Context window: measured in tokens (not words or characters), the context window is the "working memory" of the model. A 128K-token context window can hold roughly 100,000 words. Once the limit is reached, earlier tokens are evicted or the generation fails — long-context strategies like chunking or retrieval address this.
2 / 5
What is a KV cache in transformer inference?
KV cache: during autoregressive generation, the model generates one token at a time. Without the KV cache, all previous token representations would be recomputed at every step — O(n²) work. The cache stores these tensors so only the new token's attention needs to be computed, making inference O(n) per step.
3 / 5
What challenge does attention mechanism scaling pose for long contexts?
Quadratic attention complexity: every token attends to every other token, so the attention matrix grows as n². Approaches like FlashAttention (tiled computation), sparse attention, and sliding window attention (used in Mistral) address this by avoiding materialising the full attention matrix.
4 / 5
What is tokenization and why does it matter for context window usage?

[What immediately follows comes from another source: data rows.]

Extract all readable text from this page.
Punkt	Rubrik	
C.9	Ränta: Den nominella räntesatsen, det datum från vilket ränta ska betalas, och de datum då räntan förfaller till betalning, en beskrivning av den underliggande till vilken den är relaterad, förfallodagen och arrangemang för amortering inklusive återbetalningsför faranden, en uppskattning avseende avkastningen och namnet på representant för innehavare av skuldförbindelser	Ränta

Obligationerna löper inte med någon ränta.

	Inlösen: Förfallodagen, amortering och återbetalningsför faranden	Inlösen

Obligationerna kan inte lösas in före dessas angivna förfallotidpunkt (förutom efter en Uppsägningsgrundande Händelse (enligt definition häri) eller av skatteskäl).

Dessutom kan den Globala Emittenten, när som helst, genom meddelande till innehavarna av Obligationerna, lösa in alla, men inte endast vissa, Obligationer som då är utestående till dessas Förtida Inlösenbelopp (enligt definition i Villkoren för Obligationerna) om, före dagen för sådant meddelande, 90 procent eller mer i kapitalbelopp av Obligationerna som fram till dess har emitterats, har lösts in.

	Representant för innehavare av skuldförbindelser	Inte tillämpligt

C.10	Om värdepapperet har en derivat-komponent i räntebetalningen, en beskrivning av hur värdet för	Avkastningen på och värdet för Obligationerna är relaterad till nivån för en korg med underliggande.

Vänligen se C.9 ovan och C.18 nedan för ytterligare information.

Tokenization: common English words are often one token, but rare words, code symbols, or non-Latin scripts may use many tokens per word. A 128K token context holds far fewer Chinese characters proportionally than English words. Understanding tokenization helps estimate whether content will fit within a model's window.
5 / 5
What is Retrieval-Augmented Generation (RAG) as a long-context strategy?
RAG: instead of putting all knowledge into the context (which may not fit), a vector database retrieves semantically similar chunks at query time. Only the top-k results are injected into the prompt. This keeps context usage efficient while giving the model access to a much larger knowledge base than any single context window allows.